When la Gerche and colleagues examined what has since happened to the first 200 males to record a time of under four minutes per mile, however, it seemed the stubbornly held view could indeed be correct. Sixty of the 200 had already passed away and at an average age of 73 - which is about three years lower than the average lifespan of US males.
And while the average age of the 140 still alive at the time of the study was 77, that’s no big deal since it’s only two-thirds of a year longer than the average US male.
But this specific statistic is.
The deceased runners who ran their sub-four minute mile in the 1950s lived on average nine years longer than the “general population.” While la Gerche and his colleagues see these extra years the runners gained as being “significant,” they believe what’s even more so is “many of these runners not only enjoyed long lives but were also healthy. They live[d] better, for longer.”
Another study that shows exercise improves health quality was published last month in Proceedings of the National Academy of Sciences. Long story short, it found that the nerves that get stimulated when you work out also stimulate something else.
Brain function.
They do so by sending more signals to the brain during exercise, signals that cause a secretion of bioactive molecules and nanoparticles known to enhance brain function.
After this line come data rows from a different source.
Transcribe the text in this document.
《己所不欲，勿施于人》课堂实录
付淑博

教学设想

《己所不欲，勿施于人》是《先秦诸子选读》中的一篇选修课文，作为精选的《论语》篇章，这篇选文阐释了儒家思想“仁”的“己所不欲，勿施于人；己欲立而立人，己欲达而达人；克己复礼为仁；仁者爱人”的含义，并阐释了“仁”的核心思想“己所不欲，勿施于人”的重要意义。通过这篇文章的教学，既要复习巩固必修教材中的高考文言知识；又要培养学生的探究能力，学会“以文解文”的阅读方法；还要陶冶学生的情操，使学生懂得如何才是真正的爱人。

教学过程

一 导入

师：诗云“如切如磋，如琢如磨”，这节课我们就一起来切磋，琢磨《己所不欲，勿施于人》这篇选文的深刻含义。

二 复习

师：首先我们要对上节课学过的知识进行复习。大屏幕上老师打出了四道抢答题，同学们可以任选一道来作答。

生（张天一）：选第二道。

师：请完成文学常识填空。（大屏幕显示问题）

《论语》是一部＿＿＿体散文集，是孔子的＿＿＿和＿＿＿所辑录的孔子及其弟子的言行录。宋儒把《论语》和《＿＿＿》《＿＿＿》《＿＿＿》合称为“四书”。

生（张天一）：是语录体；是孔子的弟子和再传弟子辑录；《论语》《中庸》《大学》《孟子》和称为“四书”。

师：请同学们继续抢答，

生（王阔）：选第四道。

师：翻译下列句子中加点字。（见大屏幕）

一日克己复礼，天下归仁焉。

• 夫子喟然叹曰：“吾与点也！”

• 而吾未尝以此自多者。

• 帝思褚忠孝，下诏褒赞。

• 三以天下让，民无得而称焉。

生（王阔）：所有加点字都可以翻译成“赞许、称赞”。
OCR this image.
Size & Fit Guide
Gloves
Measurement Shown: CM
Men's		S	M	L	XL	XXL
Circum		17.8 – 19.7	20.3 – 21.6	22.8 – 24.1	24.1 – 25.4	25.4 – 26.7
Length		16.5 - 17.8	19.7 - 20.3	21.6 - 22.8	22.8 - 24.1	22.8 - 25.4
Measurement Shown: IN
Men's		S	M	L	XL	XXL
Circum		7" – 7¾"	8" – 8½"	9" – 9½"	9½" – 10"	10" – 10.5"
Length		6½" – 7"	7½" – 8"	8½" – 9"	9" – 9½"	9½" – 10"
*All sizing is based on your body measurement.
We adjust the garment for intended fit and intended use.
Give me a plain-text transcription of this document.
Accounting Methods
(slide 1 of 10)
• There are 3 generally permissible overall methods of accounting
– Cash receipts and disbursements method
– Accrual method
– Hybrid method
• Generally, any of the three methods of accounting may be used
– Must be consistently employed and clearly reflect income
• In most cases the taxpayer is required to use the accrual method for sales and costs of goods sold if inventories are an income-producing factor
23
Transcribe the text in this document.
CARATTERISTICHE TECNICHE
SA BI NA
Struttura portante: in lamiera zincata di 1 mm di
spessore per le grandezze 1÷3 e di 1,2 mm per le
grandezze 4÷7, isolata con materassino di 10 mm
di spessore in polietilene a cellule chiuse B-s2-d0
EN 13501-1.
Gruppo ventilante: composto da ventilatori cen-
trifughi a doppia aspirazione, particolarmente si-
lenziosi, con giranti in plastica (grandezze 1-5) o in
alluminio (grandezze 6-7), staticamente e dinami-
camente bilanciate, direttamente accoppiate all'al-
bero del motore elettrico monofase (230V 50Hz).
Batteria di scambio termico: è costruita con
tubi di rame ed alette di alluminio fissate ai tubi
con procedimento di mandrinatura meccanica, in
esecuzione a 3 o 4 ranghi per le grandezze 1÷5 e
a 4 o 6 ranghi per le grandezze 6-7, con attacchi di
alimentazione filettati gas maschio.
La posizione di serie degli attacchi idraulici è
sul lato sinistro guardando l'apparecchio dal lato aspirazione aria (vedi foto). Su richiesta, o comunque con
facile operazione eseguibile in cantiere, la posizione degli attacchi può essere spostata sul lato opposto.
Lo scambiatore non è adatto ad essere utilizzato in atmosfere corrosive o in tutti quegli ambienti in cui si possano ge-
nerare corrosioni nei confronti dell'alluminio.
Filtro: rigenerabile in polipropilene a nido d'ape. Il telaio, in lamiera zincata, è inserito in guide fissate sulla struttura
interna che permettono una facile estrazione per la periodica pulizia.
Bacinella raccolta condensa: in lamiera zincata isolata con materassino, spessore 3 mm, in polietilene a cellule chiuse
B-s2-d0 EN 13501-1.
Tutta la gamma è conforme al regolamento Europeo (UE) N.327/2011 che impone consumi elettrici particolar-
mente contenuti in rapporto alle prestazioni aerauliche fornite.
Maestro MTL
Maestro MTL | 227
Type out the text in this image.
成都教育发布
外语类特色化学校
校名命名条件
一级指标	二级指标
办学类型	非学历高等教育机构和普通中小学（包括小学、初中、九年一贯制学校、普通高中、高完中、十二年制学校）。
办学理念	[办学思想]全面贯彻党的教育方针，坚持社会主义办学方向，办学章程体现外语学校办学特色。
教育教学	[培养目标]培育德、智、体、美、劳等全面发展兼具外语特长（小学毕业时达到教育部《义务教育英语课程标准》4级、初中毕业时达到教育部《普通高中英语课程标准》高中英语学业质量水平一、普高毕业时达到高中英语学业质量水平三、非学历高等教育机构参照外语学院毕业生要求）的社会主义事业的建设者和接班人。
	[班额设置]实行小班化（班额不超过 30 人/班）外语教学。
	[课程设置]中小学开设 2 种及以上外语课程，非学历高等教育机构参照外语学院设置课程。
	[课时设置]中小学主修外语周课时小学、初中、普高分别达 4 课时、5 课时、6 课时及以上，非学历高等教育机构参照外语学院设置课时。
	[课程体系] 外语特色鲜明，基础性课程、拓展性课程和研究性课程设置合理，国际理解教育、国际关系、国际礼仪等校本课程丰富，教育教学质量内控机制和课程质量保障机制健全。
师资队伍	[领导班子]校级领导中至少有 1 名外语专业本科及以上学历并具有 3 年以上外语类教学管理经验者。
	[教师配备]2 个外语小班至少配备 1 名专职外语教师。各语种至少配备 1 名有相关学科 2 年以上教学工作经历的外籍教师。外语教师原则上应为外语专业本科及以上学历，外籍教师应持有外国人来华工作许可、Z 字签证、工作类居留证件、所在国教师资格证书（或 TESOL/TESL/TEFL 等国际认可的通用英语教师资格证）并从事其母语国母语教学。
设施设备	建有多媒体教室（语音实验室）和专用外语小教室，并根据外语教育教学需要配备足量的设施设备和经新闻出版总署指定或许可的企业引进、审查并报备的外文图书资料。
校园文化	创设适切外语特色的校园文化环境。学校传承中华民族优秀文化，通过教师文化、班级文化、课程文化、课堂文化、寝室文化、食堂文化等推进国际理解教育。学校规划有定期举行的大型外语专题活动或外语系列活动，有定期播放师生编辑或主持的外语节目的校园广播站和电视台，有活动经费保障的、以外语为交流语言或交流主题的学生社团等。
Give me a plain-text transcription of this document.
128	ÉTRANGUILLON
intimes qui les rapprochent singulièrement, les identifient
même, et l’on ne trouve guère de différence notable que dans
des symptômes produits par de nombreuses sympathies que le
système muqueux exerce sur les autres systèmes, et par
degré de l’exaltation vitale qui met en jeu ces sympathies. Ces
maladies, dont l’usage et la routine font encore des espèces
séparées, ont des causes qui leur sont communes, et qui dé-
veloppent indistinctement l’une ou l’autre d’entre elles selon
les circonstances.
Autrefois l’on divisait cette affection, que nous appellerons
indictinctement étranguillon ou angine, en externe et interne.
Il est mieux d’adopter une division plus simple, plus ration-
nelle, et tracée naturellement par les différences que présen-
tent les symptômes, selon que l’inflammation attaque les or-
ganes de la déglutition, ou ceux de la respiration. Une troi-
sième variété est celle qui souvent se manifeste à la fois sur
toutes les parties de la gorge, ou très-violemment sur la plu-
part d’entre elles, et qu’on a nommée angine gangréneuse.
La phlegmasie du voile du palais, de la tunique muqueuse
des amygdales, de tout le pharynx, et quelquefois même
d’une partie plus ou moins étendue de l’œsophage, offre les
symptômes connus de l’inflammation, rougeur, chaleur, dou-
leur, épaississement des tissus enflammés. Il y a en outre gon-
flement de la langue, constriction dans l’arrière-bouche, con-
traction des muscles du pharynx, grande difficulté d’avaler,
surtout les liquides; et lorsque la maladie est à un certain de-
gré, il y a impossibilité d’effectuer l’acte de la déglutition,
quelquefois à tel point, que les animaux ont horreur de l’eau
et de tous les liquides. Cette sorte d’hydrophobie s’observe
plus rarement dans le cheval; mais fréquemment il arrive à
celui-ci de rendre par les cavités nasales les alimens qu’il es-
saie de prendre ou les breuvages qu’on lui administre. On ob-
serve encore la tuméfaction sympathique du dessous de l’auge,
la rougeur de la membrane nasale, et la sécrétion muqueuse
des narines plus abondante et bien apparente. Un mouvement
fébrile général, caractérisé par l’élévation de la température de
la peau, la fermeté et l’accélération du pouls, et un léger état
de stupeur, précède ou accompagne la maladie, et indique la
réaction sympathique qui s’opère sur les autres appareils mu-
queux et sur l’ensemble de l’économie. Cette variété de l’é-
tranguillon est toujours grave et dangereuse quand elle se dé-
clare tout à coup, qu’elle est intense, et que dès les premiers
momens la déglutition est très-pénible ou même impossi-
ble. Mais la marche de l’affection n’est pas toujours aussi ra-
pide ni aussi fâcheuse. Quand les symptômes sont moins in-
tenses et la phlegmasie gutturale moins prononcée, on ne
The study doesn’t attempt to prove exercise improves cognitive function, though, That’s already been done corresponding author Hyunjoon Kong, PhD - Robert W Schafer Professor in the Department of Chemical and Biomolecular Engineering at the University of Illinois Urbana-Champaign - explains to MNT. Instead, what Kong and colleagues have attempted to do is provide additional insight into why exercise delays the inevitable loss of cognitive function as a result of aging, insight that could perhaps lead one day to such a loss no longer being inevitable.